DATE AND LOCATION: The date is important to know so that we could verify if the incident falls within your policy period. We also need to know where it happened. We don’t necessarily need an exact address, but an intersection will suffice. If it took place in a parking lot, please take note of which parking lot and what the road it is off of, if you can. Make sure you give a brief statement of what happened in the incident.
VEHICLE INFORMATION: If other vehicles are involved, make sure you write down the year, make and model of the other vehicle. Many times, if there is a police report, they only give the year and make of the vehicle. You might also want to write down the color of the vehicle and the license plate number and the state the license plate was issued from. As far as the damages go, try to take note of what parts were damaged, even if it just a minor scratch. If the vehicle was towed from the scene, you will need to have the address of where it is located.
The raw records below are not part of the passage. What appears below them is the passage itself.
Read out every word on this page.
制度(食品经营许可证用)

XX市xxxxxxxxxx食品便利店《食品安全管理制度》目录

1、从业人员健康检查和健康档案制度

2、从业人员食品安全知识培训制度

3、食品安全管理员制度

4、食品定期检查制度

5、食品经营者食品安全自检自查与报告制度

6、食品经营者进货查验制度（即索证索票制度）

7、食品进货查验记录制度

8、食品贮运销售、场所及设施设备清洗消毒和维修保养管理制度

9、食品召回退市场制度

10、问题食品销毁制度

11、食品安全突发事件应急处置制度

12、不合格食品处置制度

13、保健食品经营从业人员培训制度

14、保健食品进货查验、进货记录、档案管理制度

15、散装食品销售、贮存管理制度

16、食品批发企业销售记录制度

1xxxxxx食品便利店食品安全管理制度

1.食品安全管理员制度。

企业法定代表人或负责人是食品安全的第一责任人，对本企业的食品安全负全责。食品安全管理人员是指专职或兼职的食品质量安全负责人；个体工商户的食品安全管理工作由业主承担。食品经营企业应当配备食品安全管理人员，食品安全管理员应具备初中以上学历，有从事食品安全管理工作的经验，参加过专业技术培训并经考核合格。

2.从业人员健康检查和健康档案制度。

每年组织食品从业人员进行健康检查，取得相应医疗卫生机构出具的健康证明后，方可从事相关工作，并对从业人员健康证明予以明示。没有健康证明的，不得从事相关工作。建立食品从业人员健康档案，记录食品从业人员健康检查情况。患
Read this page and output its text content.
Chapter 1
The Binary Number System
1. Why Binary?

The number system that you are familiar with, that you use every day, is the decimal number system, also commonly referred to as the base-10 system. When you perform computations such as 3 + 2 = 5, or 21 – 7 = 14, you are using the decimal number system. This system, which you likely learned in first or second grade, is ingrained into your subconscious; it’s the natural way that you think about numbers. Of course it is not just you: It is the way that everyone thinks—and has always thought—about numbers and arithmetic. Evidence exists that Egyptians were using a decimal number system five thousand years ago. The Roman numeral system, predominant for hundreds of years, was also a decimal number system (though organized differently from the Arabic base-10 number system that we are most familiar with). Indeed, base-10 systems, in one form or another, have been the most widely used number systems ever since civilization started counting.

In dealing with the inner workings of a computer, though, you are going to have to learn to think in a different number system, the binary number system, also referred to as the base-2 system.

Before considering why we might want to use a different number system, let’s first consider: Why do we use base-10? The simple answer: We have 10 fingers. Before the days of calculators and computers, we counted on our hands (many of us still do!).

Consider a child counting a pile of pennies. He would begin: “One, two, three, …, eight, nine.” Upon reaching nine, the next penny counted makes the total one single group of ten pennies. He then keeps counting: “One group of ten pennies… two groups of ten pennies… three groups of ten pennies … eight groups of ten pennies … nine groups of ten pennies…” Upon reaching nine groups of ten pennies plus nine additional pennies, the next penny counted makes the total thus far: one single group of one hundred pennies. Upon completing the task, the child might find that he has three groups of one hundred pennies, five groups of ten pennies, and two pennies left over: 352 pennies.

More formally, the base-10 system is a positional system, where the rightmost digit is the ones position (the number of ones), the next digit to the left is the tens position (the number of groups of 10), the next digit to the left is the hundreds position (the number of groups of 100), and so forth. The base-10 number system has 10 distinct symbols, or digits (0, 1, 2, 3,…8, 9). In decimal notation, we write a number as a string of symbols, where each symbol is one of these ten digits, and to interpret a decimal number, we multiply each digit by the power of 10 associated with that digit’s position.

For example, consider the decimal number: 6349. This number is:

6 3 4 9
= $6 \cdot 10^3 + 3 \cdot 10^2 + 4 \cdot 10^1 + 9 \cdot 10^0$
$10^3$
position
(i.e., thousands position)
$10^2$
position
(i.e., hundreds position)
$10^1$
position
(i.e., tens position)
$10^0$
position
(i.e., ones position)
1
OWNER/DRIVER INFORMATION: Make sure you get the name of the owner and driver (if it is different) and if there are any passengers. It’s important to get the owner/driver’s phone numbers and addresses. Find out what their insurance company is and a policy number, if available. If there are witnesses, you might want to get their names and a contact number as well.
POLICE REPORT: If the police show up to the scene, make sure you ask what police department they are from, and make sure you get the police report case number. Don’t worry if it’s not available yet.
When you call in to put a claim on file, it’s easier to have your policy number and all the paperwork in front of you before you call. Look over it, so that you are familiar with the information and can find it quickly. Make sure you have a working pen and paper handy before you call so that you can write down information and your claim number as well as the name of your claims adjuster. Don’t worry about not having a particular piece of information; no one expects you to have everything. Just let the claims rep ask you the questions and answer them clearly and as precisely as you can. Filing a claim is just the preliminary step in the claims process. Now it’s time for the adjuster to help you get your vehicle fixed and get you on your way.